Fear of EHRs being wrong leads doctors to code E&M services manually
■ Most physicians use their systems to document E&M visits but don’t code them that way, because they would be liable for any errors.
By Pamela Lewis Dolan — Posted July 9, 2012
Despite the fact that most electronic health record systems can assist physicians in assigning codes for evaluation and management services, most Medicare physicians still do it manually.
The Dept. of Health and Human Services Office of the National Coordinator for Health Information Technology asked the Office of the Inspector General to prepare a report looking at how Medicare physicians use EHRs to assign and document codes for E&M services. The report found that 57% of Medicare physicians use an EHR, and 90% of them use their systems to document E&M services. But most physicians still assign those codes manually, which could mean they are undercoding services that could qualify for a higher pay rate.
Susan Fenton, PhD, assistant professor at the College of Health Professions at Texas State University, said she is not surprised that more physicians aren’t using the code-assigning features in their EHR systems, despite those features being a big selling point.
Fenton said physicians don’t have enough trust in EHR systems to use the features that assign codes. She said HHS and the Dept. of Justice need to do some kind of certification of the coding capabilities and get them to agree that if something was coded incorrectly and physicians can prove they didn’t alter the software, doctors won’t be held responsible.
If fraudulent upcoding is detected, HHS and the Justice Dept. do not go after the software company, they go after the physician, she said.
The percentage of physicians using EHRs has increased significantly due to the meaningful use incentive programs that began in 2011. Practices can earn up to $44,000 per physician over five years from Medicare or nearly $64,000 over six years from Medicaid if they show meaningful use of EHRs that are certified for the program.
The OIG report found that of the 57% of Medicare physicians using an EHR at their primary practice location in 2011, 22% started using an EHR that year. Three of every four physicians using an EHR to document E&M services were using a certified EHR.

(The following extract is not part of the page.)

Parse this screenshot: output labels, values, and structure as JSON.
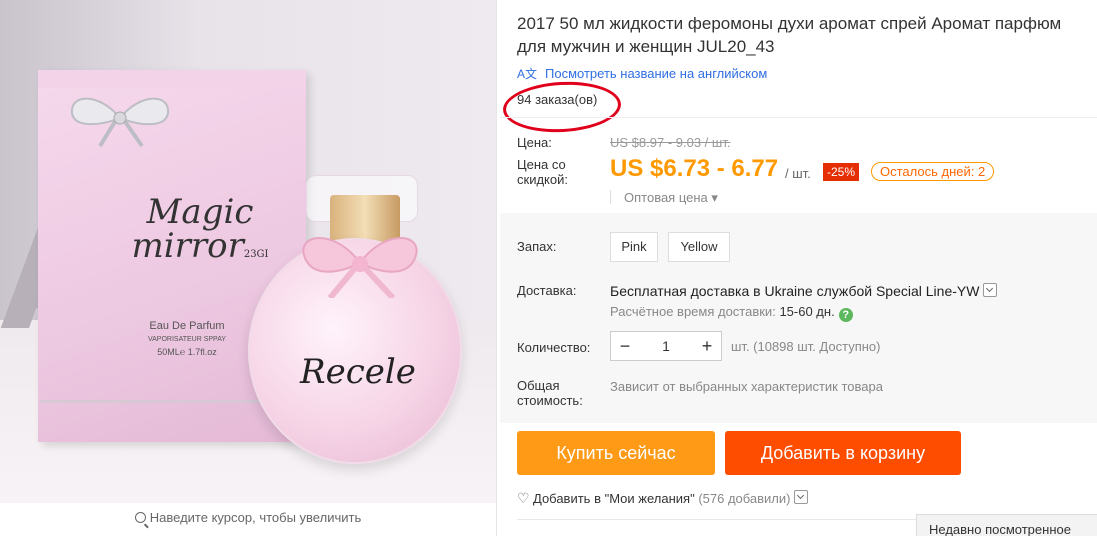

Something that is lacking in the certification process is “testing to ensure coding recommendations are consistent with coding guidelines and data entered,” wrote James L. Madara, MD, executive vice president and CEO of the American Medical Association, in a May 7 letter to the ONC. The letter was part of the public comment period on the ONC’s proposed rule on the 2014 Edition of EHR standards.

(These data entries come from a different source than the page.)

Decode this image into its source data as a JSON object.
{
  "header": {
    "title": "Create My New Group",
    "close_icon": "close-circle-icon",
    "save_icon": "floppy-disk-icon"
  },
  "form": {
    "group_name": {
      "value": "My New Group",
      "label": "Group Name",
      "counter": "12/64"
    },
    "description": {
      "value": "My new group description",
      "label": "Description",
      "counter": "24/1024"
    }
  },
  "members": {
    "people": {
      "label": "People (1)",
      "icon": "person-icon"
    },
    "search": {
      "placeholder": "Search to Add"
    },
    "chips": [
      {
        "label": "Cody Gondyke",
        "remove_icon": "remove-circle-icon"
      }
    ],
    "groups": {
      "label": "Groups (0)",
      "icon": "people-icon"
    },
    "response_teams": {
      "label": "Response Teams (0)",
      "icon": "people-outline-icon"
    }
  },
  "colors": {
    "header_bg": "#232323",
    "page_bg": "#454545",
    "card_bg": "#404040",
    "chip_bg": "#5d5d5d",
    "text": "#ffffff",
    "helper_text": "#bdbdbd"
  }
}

Dr. Madara wrote that the AMA recommends that the ONC include testing on coding guidelines in its certification process and that the ONC work with the OIG, the Centers for Medicare & Medicaid Services and the bodies charged with testing EHR products for certification to ensure that EHRs do not facilitate upcoding and that the feature is built into the certification process.
In a statement emailed to American Medical News, the ONC said its focus has been on clinical standards and addressing the low adoption rate of clinical systems that can improve the quality and safety of health care.

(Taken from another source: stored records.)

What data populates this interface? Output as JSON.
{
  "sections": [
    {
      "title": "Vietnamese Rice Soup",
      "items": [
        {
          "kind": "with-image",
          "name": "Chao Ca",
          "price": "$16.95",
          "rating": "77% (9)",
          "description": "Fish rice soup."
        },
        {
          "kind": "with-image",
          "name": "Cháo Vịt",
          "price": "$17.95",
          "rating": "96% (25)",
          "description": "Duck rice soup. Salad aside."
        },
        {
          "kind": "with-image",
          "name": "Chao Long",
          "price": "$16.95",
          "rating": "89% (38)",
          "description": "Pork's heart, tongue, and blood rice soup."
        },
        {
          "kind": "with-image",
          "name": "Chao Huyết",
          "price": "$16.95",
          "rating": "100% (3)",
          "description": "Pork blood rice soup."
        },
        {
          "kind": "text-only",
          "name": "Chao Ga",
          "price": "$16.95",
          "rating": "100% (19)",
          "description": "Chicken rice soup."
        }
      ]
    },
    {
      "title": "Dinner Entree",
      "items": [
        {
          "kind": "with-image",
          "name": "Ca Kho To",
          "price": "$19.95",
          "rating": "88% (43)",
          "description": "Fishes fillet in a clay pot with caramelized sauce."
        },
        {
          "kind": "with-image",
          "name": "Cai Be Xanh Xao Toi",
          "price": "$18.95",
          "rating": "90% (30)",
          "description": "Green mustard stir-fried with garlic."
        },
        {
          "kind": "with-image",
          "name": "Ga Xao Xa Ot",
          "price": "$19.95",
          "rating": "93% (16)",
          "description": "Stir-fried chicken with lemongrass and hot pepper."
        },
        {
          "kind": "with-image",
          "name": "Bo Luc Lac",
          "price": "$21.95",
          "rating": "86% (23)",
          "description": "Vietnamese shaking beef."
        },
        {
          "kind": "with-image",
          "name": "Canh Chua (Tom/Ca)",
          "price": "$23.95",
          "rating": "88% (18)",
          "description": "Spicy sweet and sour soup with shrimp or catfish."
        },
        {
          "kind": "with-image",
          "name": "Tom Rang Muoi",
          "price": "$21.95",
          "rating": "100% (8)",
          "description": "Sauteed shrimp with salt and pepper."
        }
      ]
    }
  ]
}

“There has historically been greater adoption of billing systems, so this was not seen as an area of focus,” the statement read. “That said, ONC is continuing to work closely with CMS to explore the electronic submission of medical documentation for claims purposes through our esMD Standards and Interoperability Framework initiative.”
The electronic submission of Medical Documentation Standards and Interoperability Framework initiative was launched in 2011 to look for new ways of submitting medical documentation to Medicare review contractors using standard, interoperable systems.
Fenton said it’s hard to know how manual code assignments are affecting physician revenue. The OIG report said E&M services represented 45% of the top 20 procedure codes billed to Medicare in 2010. If a physician is risk-averse, the doctor will undercode, Fenton said, with the thought, “Hey, they can’t come after me then.”
“If you do a cost-benefit analysis, it might be less expensive to undercode than try to deal with an investigation,” she said. But Fenton has found that there doesn’t have to be a large increase in coding levels to see a significant bump in revenue.